Les affiches à son effigie fleurissent dans Kaboul, il croule sous les cadeaux des dirigeants: Essa Khan, le soldat qui a tué seul six talibans lors de l'assaut du parlement afghan lundi, est le "héros" dont a soif le pays, miné par l'insécurité.
Il n'a pas fallu longtemps aux journalistes afghans pour catapulter ce sergent trapu de 28 ans au firmament, avec la bénédiction de l'armée et du gouvernement afghans, trop heureux d'avoir mis la main sur un soldat au patriotisme fièrement affiché.
L'assaut à peine fini, Essa Khan Laghmani a enchaîné lundi soir les directs à la télévision et les interviews aux journaux, racontant avec bonhommie comment il avait abattu sans peine six talibans retranchés dans un bâtiment adjacent au parlement.
"J'ai mis les terroristes en joue, j'ai dit +Bismillah+ (Au nom de Dieu, ndlr), et pan! Au tapis!", a-t-il raconté à l'AFP.
"Et pan! Au tapis!" ("Taq Chapako!", en persan afghan), l'expression a fait florès chez les Afghans. Ils la dégainent désormais aussi bien sur Facebook, Twitter, que des autocollants ou même dans des poèmes.
"Les kamikazes, ces inconscients, sont arrivés/ Mais Essa Khan était là pour les saluer/ Il a sorti son (fusil) M16 et les a buttés/ Taq Chapako! Taq Chapako!", a écrit un de ces troubadours.
La classe politique afghane n'est pas en reste. Le président afghan Ashraf Ghani lui a offert un trois-pièces, le premier vice-président et ancien chef de guerre Rashid Dostom lui a remis un pickup flambant neuf et certains élus ont promis de lui verser l'équivalent d'un mois de leur salaire.
"Il a tué six terroristes avec six balles.
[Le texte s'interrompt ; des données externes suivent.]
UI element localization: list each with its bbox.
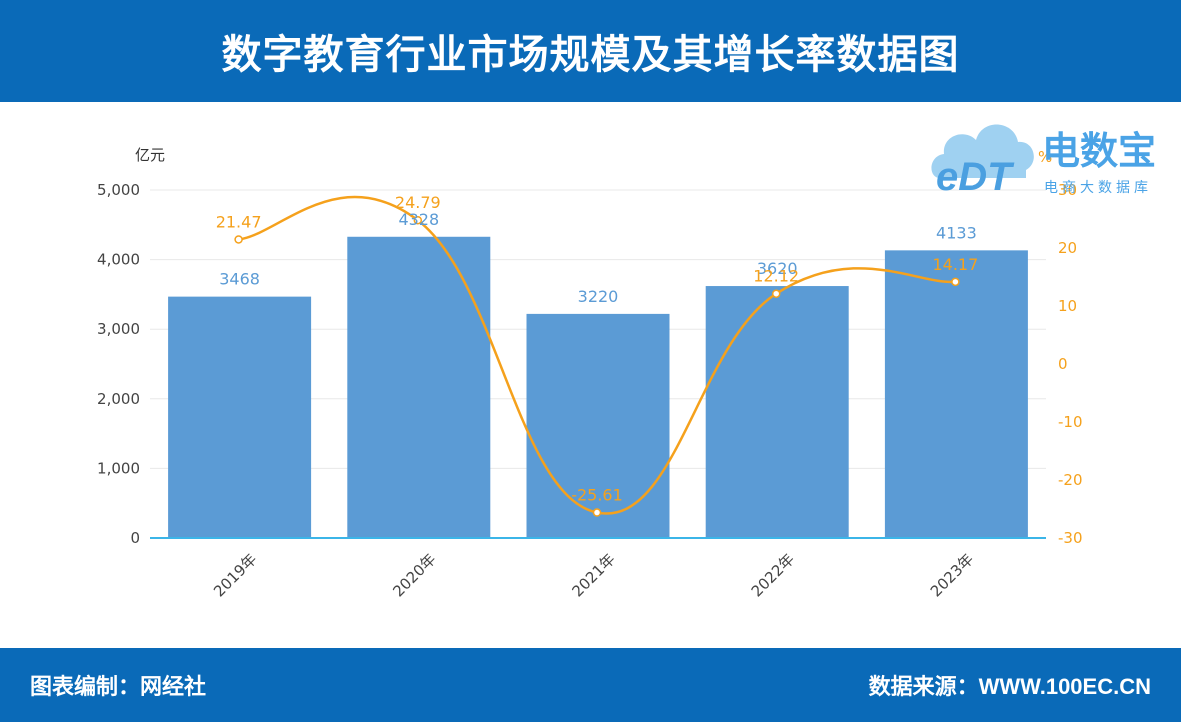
line-point bbox=[413, 215, 423, 225]
edt-logo: eDT 电数宝 电商大数据库 bbox=[931, 124, 1156, 199]
bar-value-label: 3620 bbox=[757, 259, 798, 278]
chart-compiler-credit: 图表编制：网经社 bbox=[30, 675, 207, 700]
bar bbox=[884, 250, 1028, 538]
line-point bbox=[234, 235, 243, 244]
x-tick-label: 2023年 bbox=[927, 550, 977, 600]
data-source-credit: 数据来源：WWW.100EC.CN bbox=[868, 674, 1151, 699]
page-title: 数字教育行业市场规模及其增长率数据图 bbox=[221, 32, 960, 78]
y-left-tick-label: 5,000 bbox=[97, 181, 140, 199]
line-value-label: 12.12 bbox=[753, 267, 799, 286]
line-value-label: -25.61 bbox=[571, 486, 623, 505]
y-right-tick-label: 20 bbox=[1058, 239, 1077, 257]
y-right-tick-label: -10 bbox=[1058, 413, 1083, 431]
x-tick-label: 2019年 bbox=[210, 550, 260, 600]
y-right-tick-label: 0 bbox=[1058, 355, 1068, 373]
x-tick-label: 2021年 bbox=[568, 550, 618, 600]
logo-mark: eDT bbox=[936, 155, 1015, 199]
y-right-unit-label: % bbox=[1038, 148, 1052, 166]
line-value-label: 21.47 bbox=[216, 212, 262, 231]
line-value-label: 14.17 bbox=[932, 255, 978, 274]
y-right-tick-label: 10 bbox=[1058, 297, 1077, 315]
x-tick-label: 2022年 bbox=[748, 550, 798, 600]
y-left-tick-label: 2,000 bbox=[97, 390, 140, 408]
bar-value-label: 4328 bbox=[398, 210, 439, 229]
y-right-tick-label: 30 bbox=[1058, 181, 1077, 199]
y-right-tick-label: -30 bbox=[1058, 529, 1083, 547]
bar-value-label: 3468 bbox=[219, 270, 260, 289]
y-left-tick-label: 0 bbox=[130, 529, 140, 547]
y-left-tick-label: 1,000 bbox=[97, 459, 140, 477]
line-value-label: 24.79 bbox=[395, 193, 441, 212]
x-tick-label: 2020年 bbox=[389, 550, 439, 600]
chart-area: 2019年 2020年 2021年 2022年 2023年 0 1,000 2,000 3,0… bbox=[97, 146, 1083, 600]
logo-name: 电数宝 bbox=[1042, 129, 1156, 173]
footer-banner: 图表编制：网经社 数据来源：WWW.100EC.CN bbox=[0, 648, 1181, 722]
y-left-tick-label: 4,000 bbox=[97, 251, 140, 269]
logo-subtitle: 电商大数据库 bbox=[1044, 180, 1152, 196]
line-point bbox=[771, 289, 781, 298]
bar-value-label: 4133 bbox=[936, 223, 977, 242]
y-left-tick-label: 3,000 bbox=[97, 320, 140, 338]
bar bbox=[526, 313, 670, 538]
bar bbox=[168, 296, 312, 538]
header-banner: 数字教育行业市场规模及其增长率数据图 bbox=[0, 0, 1181, 102]
bar-value-label: 3220 bbox=[578, 287, 619, 306]
line-point bbox=[592, 508, 602, 517]
y-left-unit-label: 亿元 bbox=[135, 146, 165, 164]
bar bbox=[347, 236, 491, 539]
line-point bbox=[951, 277, 960, 287]
bar bbox=[705, 286, 849, 538]
y-right-tick-label: -20 bbox=[1058, 471, 1083, 489]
Il a sauvé la vie des députés", dont aucun n'a été blessé, s'est félicité Dawlat Waziri, porte-parole du ministère de la Défense, lors d'un entretien avec l'AFP.
L'explosion d'une voiture piégée qui a sonné le début de l'attaque du parlement a, elle, tué une femme et un enfant.
- "L?Afghanistan veut des héros" -
Mais les prouesses d'Essa Khan Laghmani permettent aussi au gouvernement afghan de s'offrir une éclaircie dans un ciel assombri par l'offensive de printemps des rebelles talibans et un nombre croissant de victimes civiles.
Depuis le mois d'avril, les insurgés islamistes ont encore accentué leurs attaques contre le gouvernement et les forces de sécurité dans leur fief du sud, mais aussi au nord.
Par deux fois ces dernières semaines, ils sont ainsi parvenus aux portes de la ville de Kunduz, un verrou stratégique du nord du pays, avant d'être repoussés.
Si leurs coups de boutoir aboutissaient, Kunduz serait la première grande ville afghane à retomber aux mains des talibans depuis la chute de leur régime en 2001. Un cauchemar pour le président Ghani.
Autant dire qu'Essa Khan arrive à point nommé. Les analystes consultés par l'AFP estiment qu'il permet de dissimuler temporairement les carences de l'armée et les souffrances des civils, qui payent le prix fort de ce conflit vieux de plus de 13 ans.
Le gouvernement afghan "cherche par tous les moyens quelque chose qui lui permette de rehausser le moral et l'image des forces de sécurité", analyse Heather Barr de l'ONG Human Rights Watch.
"L'Afghanistan veut des héros et c'est justement pour cela que ce soldat fait l'objet d'une telle dévotion", renchérit Michael Kugelman, spécialiste de l'Afghanistan au centre international de chercheurs Woodrow-Wilson à Washington.
"En substance, l'Afghanistan semble dire (à la communauté internationale): +cela vaut le coup de continuer à nous financer parce que nous avons les ressources humaines nécessaires+", ajoute-t-il.
Mais dans les rangs de l'armée, certains soldats font discrètement entendre leur frustration de voir un seul camarade récompensé quand le sacrifice de tant d'autres tombe dans l'oubli.
"Des soldats afghans meurent chaque jour en accomplissant des actes autrement plus héroïques", confie l'un d'eux à l'AFP sous couvert d'anonymat.